3 Kommentare Schreibe einen Kommentar

  1. Als Pixelpieper am Monitor fand ich auch Drucke aufm Papier schon immer nur „okay“. Photobücher als Photo, da kann ich nur zustimmen. Ausnahme für die Ausgabemethode: Kalender. Da wellt sich Photopapier meist und ist zudem nur mit Filzer beschreibbar. Evtl. noch FineArt auf irgendwelchen dicken Papieren, deren Struktur und Weißton man mag. Aber ne gute Photoausbelichtung ist schon was. Muß da aber auch noch mehr probieren … denn selbst die sind mir oft nicht zureichend. Muß da mal n Vergleich machen zwischen Agfa dLab, Durst Lambda, usw. Ich hätte z. B. unterm Spiegelstereoskop auch unter Vergrößerungsglas gern noch Schärfe … hab immer den Eindruck, die versprochenen dpi verschmelzen auch n My zu Brei. Selbst bei exakter Anfertigung und eigener Skalierung …

  2. Hey Ritter!

    Wir unterscheiden uns offenbar in einem zentralen Punkt: Für mich sind Bilder erst auf Papier ‚fertig‘. Leider ist es eine Tatsache, dass ich das zwar von mir weiss, es aber dennoch viel zu selten umsetze.

    Wenn ein Bild aber erst mal auf Papier ist, verwende ich dann aber in aller Regel (dieser Artikel hier ist die Ausnahme) keine Hilfsmittel mehr, um die Qualität zu prüfen. Dort geht es mir einfach um den Augenschein.
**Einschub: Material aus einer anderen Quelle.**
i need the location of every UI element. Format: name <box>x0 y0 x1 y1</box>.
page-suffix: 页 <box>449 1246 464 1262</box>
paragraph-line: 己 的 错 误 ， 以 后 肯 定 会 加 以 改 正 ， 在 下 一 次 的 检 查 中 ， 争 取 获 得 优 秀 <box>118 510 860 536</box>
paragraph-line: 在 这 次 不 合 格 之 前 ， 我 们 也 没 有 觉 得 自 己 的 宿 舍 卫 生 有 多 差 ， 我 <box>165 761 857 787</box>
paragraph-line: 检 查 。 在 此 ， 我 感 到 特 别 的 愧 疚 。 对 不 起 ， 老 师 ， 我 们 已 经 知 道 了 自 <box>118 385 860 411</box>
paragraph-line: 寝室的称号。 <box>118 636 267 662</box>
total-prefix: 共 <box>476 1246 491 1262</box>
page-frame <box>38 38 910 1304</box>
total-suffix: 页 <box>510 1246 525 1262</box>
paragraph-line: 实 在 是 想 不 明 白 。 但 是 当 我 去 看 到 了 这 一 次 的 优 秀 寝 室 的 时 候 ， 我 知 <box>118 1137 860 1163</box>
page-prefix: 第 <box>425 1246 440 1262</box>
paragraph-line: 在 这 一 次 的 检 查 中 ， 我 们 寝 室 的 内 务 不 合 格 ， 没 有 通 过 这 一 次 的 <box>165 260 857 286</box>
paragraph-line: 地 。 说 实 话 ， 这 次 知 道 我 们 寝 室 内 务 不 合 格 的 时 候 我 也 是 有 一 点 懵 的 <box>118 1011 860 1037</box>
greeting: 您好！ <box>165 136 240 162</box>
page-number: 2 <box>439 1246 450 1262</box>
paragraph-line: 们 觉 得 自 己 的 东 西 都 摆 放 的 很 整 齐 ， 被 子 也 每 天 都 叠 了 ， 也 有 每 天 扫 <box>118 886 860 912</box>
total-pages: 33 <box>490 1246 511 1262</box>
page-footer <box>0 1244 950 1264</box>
  3. Ich wollte ja nur ausdrücken, daß ich – ähnlich wie am Monitor – eben auch auf Papier gern genau hinsehe. Und nicht nur, um die Qualität um ihrer selbst Willen zu prüfen, sondern um die Bilder neu erleben zu können: in Körperfarben (statt in Lichtfarben). Ich lasse zwar nur fertige Bilder ausbelichten, aber eben fertig im Sinne der Bearbeitung. Das Papierphoto selbst ist für mich nicht das fertige Endstadium, sondern nur ein Präsentationsmedium … sprich: gäbe es e-Ink-Color-Tabletts in guter Qualität, ich hätte wohl in der Tat bis auf ein paar Poster an der Wand keine Photoalben/-bücher mehr. 😉

    Bis die Technik soweit ist, lasse ich auch ausbelichten und bin da eben wieder auf der Jagd nach guter Qualität. Ich denke, der wichtigere Unterschied zwischen uns liegt im Skalaren … ich hab Schwierigkeiten mein Motiv auf 13×19 cm zu wissen und zu sehen, da für mich nicht das große Ganze (Hund, Katze, Gesicht) im Bild das alleinige Motiv ist, sondern die Farbe der Regenbogenhaut der umherstehenden Leute, welche sich im Auge eines Portraitierten wiederspiegeln. 😉 Ist wirklich so ein Wunsch nach exaktem unverwaschenem, echten und nahezu beliebig skalierbaren Detail … da ist leider eh viel Wunschdenken und praktisch gesehen ist man dann dem derzeit nur gering möglichen Detail wenigstens noch bestmöglich hinterher.